We start off by templating our kernel with parameters determined at run-time, and defining several constants.

template <int InputChannels, int InputLength, int Padding, int KernelSize,  
int ChannelsPerThread>  
__global__ void conv1d(float *d_input, float *d_weight, float *d_bias, float *d_output)  
{  
   constexpr int SharedMemLength = constexpr_max(InputLength, KernelSize);  
   const int blockId = blockIdx.x;  
   const int tdIdx = threadIdx.x;  
   const int laneIdx = threadIdx.x % warpSize;  
   const int warpIdx = threadIdx.x / warpSize;  
   const int input_accesses_per_thread = (InputChannels * InputLength)/(4 * blockDim.x);  
   const int weight_accesses_per_thread = (InputChannels * KernelSize)/(blockDim.x);  
   const int weight_offset = blockId * InputChannels * KernelSize;  
   const int padded_input_length =  
   InputLength + Padding * 2;  
   const int shared_mem_offset_denom =  
   (InputLength * ChannelsPerThread) < 32 ? 32 : (InputLength * ChannelsPerThread);  
}

Note that addition of a new template parameter, ‘ChannelsPerThread’. We search over different configurations of input tensor shape and channels per thread to find a value that minimizes run-time (more on this later). Next we define several constants for which I have included a natural language description below.

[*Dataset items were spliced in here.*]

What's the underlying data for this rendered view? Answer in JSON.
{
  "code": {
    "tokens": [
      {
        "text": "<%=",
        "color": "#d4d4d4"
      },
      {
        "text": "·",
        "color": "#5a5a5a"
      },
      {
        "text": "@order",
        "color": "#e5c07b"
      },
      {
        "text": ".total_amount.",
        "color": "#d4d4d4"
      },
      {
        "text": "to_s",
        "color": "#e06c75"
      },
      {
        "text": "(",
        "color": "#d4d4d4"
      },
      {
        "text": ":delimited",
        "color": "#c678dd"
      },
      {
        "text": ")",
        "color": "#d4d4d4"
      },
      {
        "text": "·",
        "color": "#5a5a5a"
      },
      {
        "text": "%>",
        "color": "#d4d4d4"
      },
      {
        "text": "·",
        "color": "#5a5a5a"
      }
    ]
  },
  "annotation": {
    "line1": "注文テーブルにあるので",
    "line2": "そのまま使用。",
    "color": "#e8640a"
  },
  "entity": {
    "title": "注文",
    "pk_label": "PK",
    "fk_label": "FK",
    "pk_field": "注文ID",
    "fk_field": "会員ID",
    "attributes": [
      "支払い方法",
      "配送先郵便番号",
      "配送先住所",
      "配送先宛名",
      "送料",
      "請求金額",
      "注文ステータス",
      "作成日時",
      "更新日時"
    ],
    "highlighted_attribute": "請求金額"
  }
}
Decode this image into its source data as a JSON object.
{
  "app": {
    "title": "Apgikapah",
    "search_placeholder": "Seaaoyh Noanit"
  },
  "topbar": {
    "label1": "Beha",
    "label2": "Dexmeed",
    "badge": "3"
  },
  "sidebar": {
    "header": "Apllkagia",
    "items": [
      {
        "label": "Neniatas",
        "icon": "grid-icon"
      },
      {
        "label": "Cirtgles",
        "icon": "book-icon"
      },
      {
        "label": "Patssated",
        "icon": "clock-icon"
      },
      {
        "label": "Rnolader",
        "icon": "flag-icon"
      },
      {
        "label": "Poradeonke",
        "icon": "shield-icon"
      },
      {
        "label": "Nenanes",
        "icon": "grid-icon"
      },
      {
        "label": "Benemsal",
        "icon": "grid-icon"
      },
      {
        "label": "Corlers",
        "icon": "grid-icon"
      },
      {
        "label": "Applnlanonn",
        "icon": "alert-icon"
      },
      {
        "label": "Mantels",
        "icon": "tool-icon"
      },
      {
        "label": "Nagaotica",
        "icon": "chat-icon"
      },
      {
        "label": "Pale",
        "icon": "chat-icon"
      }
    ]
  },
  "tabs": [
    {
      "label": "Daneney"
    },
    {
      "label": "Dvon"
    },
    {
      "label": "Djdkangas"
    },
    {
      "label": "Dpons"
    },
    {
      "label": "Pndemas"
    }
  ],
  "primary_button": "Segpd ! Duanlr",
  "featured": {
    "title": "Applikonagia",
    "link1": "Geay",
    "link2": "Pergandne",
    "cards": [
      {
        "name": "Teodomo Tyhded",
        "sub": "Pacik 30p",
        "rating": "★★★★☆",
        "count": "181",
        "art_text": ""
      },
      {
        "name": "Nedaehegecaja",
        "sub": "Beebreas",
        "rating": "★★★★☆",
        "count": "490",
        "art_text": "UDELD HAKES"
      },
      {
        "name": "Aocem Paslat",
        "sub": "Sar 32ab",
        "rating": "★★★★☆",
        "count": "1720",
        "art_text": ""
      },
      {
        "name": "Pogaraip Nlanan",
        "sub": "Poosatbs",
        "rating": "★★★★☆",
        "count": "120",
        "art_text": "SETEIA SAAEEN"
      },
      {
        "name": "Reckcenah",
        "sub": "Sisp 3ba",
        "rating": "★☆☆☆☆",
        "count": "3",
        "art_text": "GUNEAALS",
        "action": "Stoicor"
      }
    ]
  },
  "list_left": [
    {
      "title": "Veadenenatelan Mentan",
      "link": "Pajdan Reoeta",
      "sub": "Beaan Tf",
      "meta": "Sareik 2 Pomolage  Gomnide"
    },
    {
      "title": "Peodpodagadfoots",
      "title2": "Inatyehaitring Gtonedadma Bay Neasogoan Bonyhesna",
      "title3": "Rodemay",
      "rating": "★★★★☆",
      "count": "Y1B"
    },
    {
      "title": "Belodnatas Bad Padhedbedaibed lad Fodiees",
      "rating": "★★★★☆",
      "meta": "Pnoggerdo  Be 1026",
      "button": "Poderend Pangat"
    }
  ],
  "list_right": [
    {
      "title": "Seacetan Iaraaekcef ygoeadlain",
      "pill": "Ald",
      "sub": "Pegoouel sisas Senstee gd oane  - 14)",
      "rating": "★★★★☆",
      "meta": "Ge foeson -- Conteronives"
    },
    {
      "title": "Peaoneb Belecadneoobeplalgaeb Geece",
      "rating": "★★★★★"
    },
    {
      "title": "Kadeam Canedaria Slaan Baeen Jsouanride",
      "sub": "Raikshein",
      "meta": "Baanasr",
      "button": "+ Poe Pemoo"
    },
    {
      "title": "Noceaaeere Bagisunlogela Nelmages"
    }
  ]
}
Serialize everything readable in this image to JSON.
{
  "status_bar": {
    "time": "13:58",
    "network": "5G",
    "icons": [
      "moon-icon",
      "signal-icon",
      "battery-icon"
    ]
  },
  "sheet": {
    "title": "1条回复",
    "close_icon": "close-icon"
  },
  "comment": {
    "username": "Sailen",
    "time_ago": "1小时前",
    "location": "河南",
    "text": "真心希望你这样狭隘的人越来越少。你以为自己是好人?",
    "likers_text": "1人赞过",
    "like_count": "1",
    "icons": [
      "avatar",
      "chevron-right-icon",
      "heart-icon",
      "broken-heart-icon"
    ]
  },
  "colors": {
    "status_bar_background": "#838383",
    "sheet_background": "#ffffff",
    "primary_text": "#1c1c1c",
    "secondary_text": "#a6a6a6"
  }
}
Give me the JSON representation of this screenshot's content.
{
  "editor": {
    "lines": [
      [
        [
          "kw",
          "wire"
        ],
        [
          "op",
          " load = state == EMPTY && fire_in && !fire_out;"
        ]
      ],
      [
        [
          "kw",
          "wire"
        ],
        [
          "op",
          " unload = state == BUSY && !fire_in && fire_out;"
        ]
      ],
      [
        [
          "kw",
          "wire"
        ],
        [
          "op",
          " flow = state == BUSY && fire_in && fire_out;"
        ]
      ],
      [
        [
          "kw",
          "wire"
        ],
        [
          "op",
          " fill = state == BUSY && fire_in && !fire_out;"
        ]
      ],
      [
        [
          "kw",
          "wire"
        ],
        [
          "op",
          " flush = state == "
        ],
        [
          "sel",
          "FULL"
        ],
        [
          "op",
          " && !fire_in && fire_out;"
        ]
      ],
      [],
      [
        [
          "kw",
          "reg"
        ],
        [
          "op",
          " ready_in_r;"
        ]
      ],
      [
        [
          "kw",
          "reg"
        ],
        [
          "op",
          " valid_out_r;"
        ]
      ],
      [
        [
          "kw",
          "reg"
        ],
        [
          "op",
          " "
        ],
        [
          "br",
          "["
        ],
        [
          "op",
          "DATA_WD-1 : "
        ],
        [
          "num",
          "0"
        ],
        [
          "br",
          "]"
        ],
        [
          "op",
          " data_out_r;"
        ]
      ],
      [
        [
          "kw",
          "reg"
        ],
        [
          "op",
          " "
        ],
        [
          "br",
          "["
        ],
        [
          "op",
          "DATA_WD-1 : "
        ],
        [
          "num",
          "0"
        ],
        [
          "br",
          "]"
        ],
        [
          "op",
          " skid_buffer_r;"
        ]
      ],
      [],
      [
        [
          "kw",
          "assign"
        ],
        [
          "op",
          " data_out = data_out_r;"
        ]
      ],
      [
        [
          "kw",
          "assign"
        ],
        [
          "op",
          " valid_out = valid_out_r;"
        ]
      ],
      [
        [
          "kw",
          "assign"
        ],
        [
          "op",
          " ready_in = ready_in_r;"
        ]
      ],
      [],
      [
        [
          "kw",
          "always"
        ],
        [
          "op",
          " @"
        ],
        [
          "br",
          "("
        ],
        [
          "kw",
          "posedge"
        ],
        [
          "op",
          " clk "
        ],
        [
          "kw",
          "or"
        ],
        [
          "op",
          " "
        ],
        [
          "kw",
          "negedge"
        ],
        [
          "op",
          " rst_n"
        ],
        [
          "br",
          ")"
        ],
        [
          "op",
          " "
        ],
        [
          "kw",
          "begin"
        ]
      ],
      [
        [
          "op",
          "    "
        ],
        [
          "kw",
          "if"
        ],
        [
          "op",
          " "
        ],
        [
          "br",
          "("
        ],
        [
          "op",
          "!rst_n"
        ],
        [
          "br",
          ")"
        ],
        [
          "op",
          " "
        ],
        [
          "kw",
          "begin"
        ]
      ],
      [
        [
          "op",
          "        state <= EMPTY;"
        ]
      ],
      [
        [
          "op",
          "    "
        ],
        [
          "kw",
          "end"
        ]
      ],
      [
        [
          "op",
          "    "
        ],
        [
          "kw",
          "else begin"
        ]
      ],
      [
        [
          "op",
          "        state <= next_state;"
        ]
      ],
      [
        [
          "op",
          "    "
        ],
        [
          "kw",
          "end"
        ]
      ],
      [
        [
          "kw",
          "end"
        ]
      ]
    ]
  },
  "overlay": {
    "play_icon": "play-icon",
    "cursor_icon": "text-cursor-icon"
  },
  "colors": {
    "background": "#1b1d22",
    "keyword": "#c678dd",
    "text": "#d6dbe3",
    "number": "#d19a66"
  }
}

With these defined, we move onto static memory allocations of registers and shared memory.

//static mem allocations
float regInput[padded_input_length*ChannelsPerThread] = {0};
float regFilter[KernelSize*ChannelsPerThread];
__shared__ float shared_mem[InputChannels * SharedMemLength];

Not much is different here from the unoptimized kernel, except that we modify the register allocations to account for the possibility of having multiple channels per thread. There's actually a minor bug related to memory allocation for shared memory in the code above.

for (int channelIndex = 0; channelIndex < input_accesses_per_thread; ++channelIndex){
    int td_offset = 4 * (channelIndex * blockDim.x + tdIdx);
    int smem_offset = td_offset/shared_mem_offset_denom;
    float4 data = *reinterpret_cast<float4*>(&d_input[td_offset]);
    shared_mem[td_offset + smem_offset + 0] = data.x;
    shared_mem[td_offset + smem_offset + 1] = data.y;
    shared_mem[td_offset + smem_offset + 2] = data.z;
    shared_mem[td_offset + smem_offset + 3] = data.w;
}
__syncthreads();